Méthode souple proposée par les collectivités territoriales en lien avec les agriculteurs au regard des spécificités de chaque territoire, le paiement pour service environnemental rémunère l’agriculteur en fonction du résultat environnemental atteint.

Enfin, troisième outil de soutien : le photovoltaïque sur les bâtiments.
La ministre a annoncé le réhaussement du seuil de capacité pour les appels d’offres à 300 kW pour le photovoltaïque, au lieu de 100 kW auparavant.

Les installations de panneaux solaires sur toiture de moins de 300 kWc (soit moins de 3 000 m2 de toiture) seront ainsi dispensées de passer par une procédure d'appel d'offres pour obtenir un soutien public.  

Cette mesure, très attendue des agriculteurs, permettra de générer de nouvelles sources de revenu sans mobiliser des terres agricoles.

« L’agriculture représente 19 % des émissions de gaz à effet de serre françaises, a rappelé Elisabeth Borne. Pour lutter contre le dérèglement climatique, nous devons travailler ensemble pour réduire ces émissions de l’ordre de - 18% en 2030 par rapport à 2015 selon la trajectoire fixée par la Stratégie nationale bas-carbone (SNBC). Cet effort nécessite de mobiliser un ensemble de leviers en inscrivant l’agriculture dans un nouveau modèle plus agro-écologique mais aussi plus rémunérateur pour les agriculteurs. Avec le label Bas Carbone, le paiement pour service environnemental et le photovoltaïque sur toiture, l’Etat fait la preuve qu’il est un facilitateur. Je suis pleinement mobilisée pour accompagner les agriculteurs dans l’évolution de leur modèle », a déclaré la ministre.

 

Le label Bas-Carbone :
un outil pour récompenser les acteurs de la lutte contre le changement climatique

Créé par le ministère de la Transition écologique et solidaire, avec la collaboration de l’Institut de l’économie pour le climat (I4CE) et de nombreux partenaires, le label Bas-Carbone a pour objectif de contribuer à l’atteinte des objectifs climatiques de la France.

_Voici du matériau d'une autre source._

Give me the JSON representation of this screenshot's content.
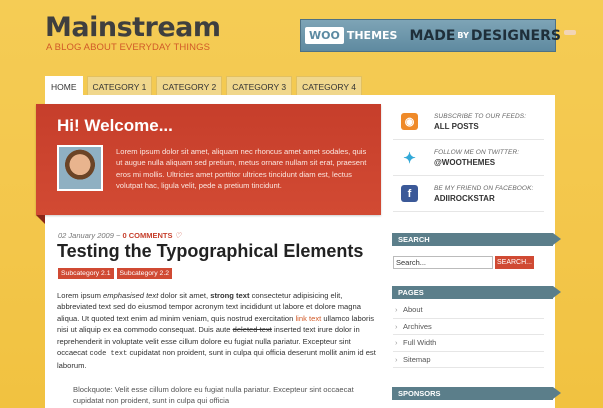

Le label met en place un cadre innovant et transparent offrant des perspectives de financement à des projets locaux de réduction des émissions de gaz à effet de serre. Il permet ainsi d’accompagner la transition écologique à l’échelon territorial, en récompensant les comportements vertueux allant au-delà des pratiques usuelles.

Des collectivités, des entreprises, et même des citoyens, sont prêts à rémunérer des actions bénéfiques pour le climat sur une base volontaire, par exemple pour compenser leurs émissions résiduelles. Pour s’engager, ces financeurs potentiels souhaitent que la qualité et l’intégrité environnementale des projets soient certifiées. Le label Bas-Carbone leur offre ces garanties et permet ainsi de diriger des financements vers des projets vertueux pour le climat et l’environnement.

La Stratégie Nationale Bas Carbone (SNBC), feuille de route du Gouvernement contre le changement climatique, a pour objectif la neutralité carbone en 2050. Cet objectif suppose une réduction de nos émissions de gaz à effet de serre, mais également un développement des puits de carbone afin de compenser les émissions que nous ne saurions éviter.